Most leaders are reproached for taking a one-sided view on the values ​​of employees and not thinking about those who earn much less. Based on my experience, I want to state the absurdity of such proclamations. Most managers who became the leaders or owners of a company overcame a long professional path, each step of which is solving problems, tasks, conflicts, and getting the deserved rewards. I often recall the times when I sat up at work until midnight, and sometimes for several days without sleep in an attempt to complete the task as promised. Sometimes it was a pleasure, sometimes I felt like a boiled rag, but the work was always done to the end. That experience now drives my management of KeepSolid. I try to broadcast the obvious idea, which I first heard from Alexey Samoylenko: "A company pays money for the result, and not for the time you spent." In modern IT, especially in companies planning work in accordance with such methodologies as Scrum, where team members plan their work themselves, it's completely unclear where the regular backlogs come from. Most importantly, it’s unclear what is the level of motivation for team members if they, instead of catching up the plan, simply reduce their focus factor and thereby explain the decreasing amount of tasks performed.

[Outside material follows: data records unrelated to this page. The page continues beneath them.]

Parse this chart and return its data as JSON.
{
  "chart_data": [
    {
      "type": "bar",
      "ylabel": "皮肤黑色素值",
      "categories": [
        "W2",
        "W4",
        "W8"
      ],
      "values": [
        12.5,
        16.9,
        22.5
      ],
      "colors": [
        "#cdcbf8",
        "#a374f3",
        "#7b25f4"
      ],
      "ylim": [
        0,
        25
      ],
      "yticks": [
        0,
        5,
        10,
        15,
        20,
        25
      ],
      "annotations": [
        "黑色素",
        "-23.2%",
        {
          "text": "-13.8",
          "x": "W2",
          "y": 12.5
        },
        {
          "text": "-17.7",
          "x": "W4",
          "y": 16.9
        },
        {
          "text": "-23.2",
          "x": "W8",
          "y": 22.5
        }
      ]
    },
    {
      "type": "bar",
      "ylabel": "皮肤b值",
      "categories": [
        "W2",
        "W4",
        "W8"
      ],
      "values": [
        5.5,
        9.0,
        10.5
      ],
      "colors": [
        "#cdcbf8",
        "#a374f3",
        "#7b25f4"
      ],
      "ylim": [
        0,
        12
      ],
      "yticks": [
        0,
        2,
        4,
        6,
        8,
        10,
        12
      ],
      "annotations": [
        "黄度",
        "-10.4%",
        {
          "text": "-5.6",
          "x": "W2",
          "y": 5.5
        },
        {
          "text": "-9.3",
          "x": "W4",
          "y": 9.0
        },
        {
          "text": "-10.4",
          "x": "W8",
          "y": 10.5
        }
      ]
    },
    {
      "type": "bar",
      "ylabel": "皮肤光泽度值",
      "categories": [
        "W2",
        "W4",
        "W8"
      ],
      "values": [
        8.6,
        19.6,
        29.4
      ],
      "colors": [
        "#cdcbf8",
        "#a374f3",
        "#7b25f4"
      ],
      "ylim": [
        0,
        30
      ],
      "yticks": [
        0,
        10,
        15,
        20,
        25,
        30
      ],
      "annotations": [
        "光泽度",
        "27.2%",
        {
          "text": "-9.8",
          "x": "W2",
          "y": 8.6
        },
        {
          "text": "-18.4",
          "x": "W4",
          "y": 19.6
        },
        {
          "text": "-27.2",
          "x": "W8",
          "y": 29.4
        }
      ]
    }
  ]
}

You might think my attitude is very negative. So let me share our positive experience as well. Understanding what how employees differ by their interests and motivations, I try to allocate and rely on more motivated colleagues. Naturally, I try to engage the whole team as well, but the first place is given to employees who are more responsive to the prospects in the company and who focus on achieving the result, rather than on the stories about the complexity of their work. A nature of motivation in the team is defined by the intensity of work processes. Alone, I would not be able to manage even a much smaller team than we have now. Therefore, while establishing a positive emotional background, it is extremely important to identify those managers who understand the task of measuring and motivating growth as well as I do, and take responsibility for their unit. Sometimes there are fantastic situations - during the year we see how the career of an employee who came to the simplest position is rapidly developing, since he quickly figured out the problems of the industry and began to actively apply his knowledge.

I would like to conclude: if an employee loves his work, he goes there not because of the calendar and the clock, but because of his inner motivation. Rather than seeing his manager as a greedy businessman, such employee considers him a senior mentor that is worthwhile to follow after.